Seil- und Sicherungstechnik im Hochgebirge

Die wichtigsten Technike und wie man sie richtig anwendet

Seil- und Sicherungstechnik am Gletscher

Die richtige Sicherung beginnt damit, dass man die Gurte rechtzeitig, spätestens aber beim Betreten des Gletschers anlegt. Die Abstände betragen bei der Zweierseilschaft 12 m, bei der Dreier sind es 10 und in größeren Seilschaften mindestens 8 Meter. Tatsächlich sollte man sich auf Gletschern immer anseilen, auf alle Fälle aber auf bekannt gefährlichen bzw. in spaltenreichen Zonen. Selbstverständlich auch bei schlechter Sicht. Und natürlich bei schwacher Spaltenüberdeckung durch frühwinterliche Verhältnisse bzw. aufgrund von Winderosion. Weitere Anseilempfehlungen: bei Neuschnee bzw. neuer Spuranlage, bei starker Durchfeuchtung der Schneedecke, weil es zum „Aufweichen“ der tragfähigen Spaltenbrücken kommen kann.
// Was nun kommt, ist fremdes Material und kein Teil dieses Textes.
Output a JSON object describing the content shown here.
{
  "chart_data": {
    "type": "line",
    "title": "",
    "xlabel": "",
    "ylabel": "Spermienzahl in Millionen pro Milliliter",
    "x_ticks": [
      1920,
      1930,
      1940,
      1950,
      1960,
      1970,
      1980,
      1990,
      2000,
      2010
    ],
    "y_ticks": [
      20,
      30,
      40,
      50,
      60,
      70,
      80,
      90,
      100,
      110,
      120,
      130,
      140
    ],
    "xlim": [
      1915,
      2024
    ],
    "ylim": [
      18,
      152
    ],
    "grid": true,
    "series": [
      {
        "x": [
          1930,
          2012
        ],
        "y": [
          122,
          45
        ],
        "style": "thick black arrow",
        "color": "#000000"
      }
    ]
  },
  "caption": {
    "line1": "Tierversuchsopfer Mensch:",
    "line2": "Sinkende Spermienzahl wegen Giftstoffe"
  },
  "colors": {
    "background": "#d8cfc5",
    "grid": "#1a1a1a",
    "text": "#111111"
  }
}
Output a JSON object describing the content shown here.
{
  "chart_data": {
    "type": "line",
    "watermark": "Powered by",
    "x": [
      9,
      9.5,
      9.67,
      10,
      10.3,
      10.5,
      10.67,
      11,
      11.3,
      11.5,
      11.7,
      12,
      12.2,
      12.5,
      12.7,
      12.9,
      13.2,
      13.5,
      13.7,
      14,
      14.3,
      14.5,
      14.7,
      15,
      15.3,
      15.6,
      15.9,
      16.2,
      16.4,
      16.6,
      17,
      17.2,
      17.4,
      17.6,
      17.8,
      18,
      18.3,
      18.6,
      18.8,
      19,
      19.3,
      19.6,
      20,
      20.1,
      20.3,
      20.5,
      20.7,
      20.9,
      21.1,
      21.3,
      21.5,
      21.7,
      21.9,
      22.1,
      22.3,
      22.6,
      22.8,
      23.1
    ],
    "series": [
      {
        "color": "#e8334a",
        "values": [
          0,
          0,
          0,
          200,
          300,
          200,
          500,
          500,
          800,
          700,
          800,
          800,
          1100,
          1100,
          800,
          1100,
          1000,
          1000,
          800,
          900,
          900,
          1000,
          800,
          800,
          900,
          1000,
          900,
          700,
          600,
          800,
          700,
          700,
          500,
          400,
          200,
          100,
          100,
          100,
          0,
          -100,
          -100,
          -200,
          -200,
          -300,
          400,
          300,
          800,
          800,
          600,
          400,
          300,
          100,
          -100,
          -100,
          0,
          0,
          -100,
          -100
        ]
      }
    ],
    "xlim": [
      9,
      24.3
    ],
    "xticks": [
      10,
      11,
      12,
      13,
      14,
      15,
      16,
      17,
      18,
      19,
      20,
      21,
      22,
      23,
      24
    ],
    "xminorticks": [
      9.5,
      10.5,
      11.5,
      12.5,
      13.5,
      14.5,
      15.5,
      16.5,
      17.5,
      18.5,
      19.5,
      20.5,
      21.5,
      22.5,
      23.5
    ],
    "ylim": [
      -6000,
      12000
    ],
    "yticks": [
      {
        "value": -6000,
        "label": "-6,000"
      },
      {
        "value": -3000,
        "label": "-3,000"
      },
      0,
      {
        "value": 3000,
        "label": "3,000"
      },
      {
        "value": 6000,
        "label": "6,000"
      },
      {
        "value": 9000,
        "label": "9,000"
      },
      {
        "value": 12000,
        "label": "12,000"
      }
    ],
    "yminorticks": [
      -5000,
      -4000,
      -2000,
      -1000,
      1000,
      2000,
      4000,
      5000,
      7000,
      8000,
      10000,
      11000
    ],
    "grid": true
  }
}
Seil- und Sicherungstechnik am Grat

Auf Graten empfiehlt sich die Sicherung von einem Fixpunkt aus. Zum Beispiel mit Klemmböcken oder Kopfschlingen. Die Sicherung erfolgt grundsätzlich mithilfe der Halbmastwurf-Sicherung (HMS), weil sie einfach anzuwenden und in Sachen Bremskräfte ideal ist. Besonderes Augenmerk sollte den Sicherungsblöcken gewidmet werden. Zum einen muss die Bandschlinge (keine Reepschnüre) sauber liegen, damit sie nicht bei Belastung herunterrutscht. Zum anderen sollte sichergestellt sein, dass der Felskopf auch fest ist und nicht nur festgefroren. Damit sich bei Abseilstellen an Felsköpfen das Seil nicht verhängt, lässt man am besten eine doppelt gefädelte Reepschnur oder ein Steilstück zurück.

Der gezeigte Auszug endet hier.